# San Marcos River Report June



## flyfishingmike (Nov 26, 2010)

Flooded lakes, and rivers flowing at 50X their normal levels, make for difficult fishing.

However, can't let a little water spoil your fun.

There is one spot, in the upper San Marcos River, that is fishable . . . . and the fish are willing.

Let's go fishing


----------



## Permit Rat (May 13, 2014)

Wow....was that 2 or 3 potential world records? Those are some BIG bass!!!! The sunfish ain't too shabby, neither!
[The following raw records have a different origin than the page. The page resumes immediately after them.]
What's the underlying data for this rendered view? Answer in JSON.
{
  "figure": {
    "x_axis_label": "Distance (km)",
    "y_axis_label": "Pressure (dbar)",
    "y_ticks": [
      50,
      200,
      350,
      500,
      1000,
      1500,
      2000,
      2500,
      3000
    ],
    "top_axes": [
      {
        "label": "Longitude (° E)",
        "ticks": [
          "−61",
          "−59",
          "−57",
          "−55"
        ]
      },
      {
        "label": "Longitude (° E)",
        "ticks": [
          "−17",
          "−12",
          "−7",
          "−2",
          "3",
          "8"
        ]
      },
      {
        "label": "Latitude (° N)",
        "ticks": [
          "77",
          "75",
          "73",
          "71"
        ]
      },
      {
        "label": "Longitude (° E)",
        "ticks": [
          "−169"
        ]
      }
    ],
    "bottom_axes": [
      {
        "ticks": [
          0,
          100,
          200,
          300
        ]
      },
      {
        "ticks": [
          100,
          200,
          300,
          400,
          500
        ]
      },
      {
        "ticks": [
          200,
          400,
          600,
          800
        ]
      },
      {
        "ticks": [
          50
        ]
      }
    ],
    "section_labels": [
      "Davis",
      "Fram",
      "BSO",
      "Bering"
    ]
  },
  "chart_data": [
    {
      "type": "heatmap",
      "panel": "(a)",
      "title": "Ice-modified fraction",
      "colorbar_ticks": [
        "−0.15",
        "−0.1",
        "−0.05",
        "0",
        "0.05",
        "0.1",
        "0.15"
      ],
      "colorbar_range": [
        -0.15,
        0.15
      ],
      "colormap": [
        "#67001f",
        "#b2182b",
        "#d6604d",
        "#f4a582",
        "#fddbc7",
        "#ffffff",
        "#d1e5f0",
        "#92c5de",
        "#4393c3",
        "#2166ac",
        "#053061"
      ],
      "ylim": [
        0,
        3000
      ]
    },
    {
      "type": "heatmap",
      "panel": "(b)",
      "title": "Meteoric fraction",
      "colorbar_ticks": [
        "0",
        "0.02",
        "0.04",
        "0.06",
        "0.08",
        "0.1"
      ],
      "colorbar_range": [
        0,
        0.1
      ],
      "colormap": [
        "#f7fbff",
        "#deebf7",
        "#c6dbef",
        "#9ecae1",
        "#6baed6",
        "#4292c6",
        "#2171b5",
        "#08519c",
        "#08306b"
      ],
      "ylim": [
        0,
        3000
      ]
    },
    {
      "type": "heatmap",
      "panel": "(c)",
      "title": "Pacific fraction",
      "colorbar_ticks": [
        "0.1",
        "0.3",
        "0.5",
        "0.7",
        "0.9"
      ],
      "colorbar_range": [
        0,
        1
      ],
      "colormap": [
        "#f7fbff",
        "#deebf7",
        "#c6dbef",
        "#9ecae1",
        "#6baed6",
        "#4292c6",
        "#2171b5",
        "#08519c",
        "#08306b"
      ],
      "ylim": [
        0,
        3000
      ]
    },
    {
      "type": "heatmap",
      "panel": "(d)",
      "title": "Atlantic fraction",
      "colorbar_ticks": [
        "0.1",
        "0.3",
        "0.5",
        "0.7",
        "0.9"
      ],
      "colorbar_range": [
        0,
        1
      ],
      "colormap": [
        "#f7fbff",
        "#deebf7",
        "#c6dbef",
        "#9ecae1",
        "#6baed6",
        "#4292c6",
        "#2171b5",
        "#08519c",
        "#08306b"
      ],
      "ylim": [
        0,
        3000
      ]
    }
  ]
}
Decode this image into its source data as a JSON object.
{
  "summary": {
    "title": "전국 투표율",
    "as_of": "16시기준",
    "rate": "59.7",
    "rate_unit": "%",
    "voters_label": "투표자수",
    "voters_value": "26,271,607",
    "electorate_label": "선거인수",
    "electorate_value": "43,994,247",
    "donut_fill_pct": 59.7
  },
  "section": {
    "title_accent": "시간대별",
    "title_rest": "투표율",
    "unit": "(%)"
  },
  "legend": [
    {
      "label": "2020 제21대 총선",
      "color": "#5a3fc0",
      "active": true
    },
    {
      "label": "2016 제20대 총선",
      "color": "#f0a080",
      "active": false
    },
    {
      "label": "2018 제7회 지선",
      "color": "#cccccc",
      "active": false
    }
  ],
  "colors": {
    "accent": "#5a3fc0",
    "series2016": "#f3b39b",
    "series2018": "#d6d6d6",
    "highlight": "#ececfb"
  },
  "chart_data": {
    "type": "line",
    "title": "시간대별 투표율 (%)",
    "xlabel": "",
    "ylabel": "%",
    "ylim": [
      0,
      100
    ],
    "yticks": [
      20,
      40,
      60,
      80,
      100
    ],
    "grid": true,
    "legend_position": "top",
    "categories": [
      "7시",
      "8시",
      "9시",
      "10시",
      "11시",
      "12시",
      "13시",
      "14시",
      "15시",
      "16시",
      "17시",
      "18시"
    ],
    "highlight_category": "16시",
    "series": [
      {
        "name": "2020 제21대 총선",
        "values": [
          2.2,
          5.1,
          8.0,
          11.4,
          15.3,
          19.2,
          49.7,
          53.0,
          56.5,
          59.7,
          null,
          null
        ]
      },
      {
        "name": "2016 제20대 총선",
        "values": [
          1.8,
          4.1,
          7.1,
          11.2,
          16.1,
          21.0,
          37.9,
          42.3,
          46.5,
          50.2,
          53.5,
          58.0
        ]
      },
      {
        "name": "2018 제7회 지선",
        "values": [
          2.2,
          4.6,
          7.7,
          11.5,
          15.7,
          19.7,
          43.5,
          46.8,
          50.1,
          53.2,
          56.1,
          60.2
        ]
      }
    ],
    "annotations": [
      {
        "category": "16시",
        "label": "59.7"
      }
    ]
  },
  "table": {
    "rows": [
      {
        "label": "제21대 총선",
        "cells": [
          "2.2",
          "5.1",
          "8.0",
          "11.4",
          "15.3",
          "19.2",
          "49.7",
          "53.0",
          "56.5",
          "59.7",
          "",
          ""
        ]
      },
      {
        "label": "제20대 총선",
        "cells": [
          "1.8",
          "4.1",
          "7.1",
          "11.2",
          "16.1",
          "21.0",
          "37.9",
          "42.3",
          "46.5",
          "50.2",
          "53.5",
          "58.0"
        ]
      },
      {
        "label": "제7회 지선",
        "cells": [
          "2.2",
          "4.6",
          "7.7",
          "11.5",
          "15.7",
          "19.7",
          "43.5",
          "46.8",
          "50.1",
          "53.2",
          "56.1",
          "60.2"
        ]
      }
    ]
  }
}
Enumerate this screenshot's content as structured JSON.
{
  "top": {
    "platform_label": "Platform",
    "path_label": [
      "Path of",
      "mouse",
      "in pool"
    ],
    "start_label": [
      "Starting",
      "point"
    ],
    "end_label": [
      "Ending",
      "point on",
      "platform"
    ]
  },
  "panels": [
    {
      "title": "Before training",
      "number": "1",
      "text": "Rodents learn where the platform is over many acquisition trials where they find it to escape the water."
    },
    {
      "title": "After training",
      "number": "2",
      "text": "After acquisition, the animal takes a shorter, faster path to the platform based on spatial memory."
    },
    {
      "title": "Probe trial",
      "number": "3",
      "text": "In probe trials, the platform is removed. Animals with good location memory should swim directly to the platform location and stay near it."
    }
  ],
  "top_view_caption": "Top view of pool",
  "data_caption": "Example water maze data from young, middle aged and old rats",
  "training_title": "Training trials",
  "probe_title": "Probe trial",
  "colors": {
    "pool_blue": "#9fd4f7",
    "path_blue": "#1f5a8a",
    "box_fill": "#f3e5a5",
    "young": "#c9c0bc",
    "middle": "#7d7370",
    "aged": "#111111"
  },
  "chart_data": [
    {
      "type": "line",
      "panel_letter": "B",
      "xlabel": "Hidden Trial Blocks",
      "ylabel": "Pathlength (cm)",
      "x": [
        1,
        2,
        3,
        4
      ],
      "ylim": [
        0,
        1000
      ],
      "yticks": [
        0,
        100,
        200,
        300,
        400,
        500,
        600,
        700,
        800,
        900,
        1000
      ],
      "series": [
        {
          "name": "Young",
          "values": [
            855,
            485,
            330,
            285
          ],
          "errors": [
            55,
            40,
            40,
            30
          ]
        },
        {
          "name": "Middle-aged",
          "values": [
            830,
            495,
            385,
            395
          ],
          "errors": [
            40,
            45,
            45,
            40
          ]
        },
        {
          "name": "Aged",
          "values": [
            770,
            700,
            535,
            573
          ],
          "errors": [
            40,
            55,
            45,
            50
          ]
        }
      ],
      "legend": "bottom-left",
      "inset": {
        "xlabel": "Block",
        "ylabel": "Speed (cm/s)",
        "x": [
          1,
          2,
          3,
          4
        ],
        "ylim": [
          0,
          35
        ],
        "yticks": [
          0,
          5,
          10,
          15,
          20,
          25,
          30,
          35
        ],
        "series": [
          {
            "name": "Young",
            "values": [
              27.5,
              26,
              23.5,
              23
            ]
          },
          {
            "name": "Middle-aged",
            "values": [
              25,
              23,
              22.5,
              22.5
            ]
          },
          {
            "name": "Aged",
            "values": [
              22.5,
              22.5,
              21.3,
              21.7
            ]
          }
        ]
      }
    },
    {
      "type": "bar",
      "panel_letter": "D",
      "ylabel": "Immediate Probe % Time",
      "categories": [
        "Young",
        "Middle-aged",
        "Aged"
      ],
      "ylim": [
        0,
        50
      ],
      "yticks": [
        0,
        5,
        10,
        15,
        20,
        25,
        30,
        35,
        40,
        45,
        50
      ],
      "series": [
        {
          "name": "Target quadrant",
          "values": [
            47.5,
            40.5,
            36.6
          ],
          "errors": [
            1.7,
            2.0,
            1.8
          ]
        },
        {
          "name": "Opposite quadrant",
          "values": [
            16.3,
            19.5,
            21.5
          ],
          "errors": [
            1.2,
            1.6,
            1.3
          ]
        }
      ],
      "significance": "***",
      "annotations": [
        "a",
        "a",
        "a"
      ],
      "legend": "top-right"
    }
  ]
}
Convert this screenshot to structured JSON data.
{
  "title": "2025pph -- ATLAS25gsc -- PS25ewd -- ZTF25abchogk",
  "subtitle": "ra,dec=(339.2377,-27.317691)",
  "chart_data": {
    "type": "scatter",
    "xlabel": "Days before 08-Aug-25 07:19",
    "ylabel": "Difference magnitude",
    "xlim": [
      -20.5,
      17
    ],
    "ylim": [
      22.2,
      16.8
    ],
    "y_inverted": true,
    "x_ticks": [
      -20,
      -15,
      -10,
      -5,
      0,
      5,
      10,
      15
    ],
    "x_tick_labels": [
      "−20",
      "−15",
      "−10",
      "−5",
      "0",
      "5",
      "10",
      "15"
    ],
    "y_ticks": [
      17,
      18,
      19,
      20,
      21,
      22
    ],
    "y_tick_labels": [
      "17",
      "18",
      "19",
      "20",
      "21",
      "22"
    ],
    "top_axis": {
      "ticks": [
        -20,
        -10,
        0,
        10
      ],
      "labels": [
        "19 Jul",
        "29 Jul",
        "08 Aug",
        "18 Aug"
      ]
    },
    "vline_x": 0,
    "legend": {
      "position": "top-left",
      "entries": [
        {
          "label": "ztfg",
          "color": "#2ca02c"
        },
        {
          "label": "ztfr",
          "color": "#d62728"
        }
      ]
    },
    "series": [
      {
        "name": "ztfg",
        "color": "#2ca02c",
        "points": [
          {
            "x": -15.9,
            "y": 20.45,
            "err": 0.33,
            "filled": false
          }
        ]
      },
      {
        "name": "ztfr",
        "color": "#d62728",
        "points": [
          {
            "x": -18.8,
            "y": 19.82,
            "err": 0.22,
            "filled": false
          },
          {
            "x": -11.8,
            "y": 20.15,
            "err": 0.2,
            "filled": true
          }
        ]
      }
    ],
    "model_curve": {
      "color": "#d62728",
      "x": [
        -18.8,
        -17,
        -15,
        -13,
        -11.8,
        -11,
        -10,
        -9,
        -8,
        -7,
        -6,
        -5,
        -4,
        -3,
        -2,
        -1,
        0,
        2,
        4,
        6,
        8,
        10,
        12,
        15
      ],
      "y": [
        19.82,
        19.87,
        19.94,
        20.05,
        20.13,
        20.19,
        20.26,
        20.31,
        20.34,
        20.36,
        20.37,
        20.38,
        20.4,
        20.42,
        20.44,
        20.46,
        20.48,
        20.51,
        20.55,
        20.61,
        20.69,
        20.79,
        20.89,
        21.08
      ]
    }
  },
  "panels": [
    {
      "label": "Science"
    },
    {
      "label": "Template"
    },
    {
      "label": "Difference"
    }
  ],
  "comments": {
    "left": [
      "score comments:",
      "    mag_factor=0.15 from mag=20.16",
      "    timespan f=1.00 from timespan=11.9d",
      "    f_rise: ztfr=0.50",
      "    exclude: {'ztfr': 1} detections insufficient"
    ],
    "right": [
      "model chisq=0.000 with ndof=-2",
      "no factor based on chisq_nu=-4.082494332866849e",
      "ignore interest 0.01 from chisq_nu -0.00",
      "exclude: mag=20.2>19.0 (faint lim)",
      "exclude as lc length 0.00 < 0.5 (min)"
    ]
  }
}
LOL!!


----------



## sergeant69 (Sep 24, 2015)

my son lives in martindale on the river just south of san marcos and he is so tired of being flooded out he moved 5 miles to higher ground after being flooded out 6(?) times over the past 5 years. the good part is that being a contractor he gets to rebuild the houses there over and over. last time the owners finally raised the old homes on stilts and now he will rebuild them, again. he doesn't flyfish but he does lure/bait fish using rods i have built him and he echoes ur opinion. the fishing is great there.


----------



## flyfishingmike (Nov 26, 2010)

sergeant69 said:


> my son lives in martindale on the river just south of san marcos and he is so tired of being flooded out he moved 5 miles to higher ground after being flooded out 6(?) times over the past 5 years. the good part is that being a contractor he gets to rebuild the houses there over and over. last time the owners finally raised the old homes on stilts and now he will rebuild them, again. he doesn't flyfish but he does lure/bait fish using rods i have built him and he echoes ur opinion. the fishing is great there.


I see you live near the Nueces River. Was just there a month ago, before it flooded. Beautiful part of the world.


----------



## sergeant69 (Sep 24, 2015)

i do. my the west side of my property is literally the nueces river.


----------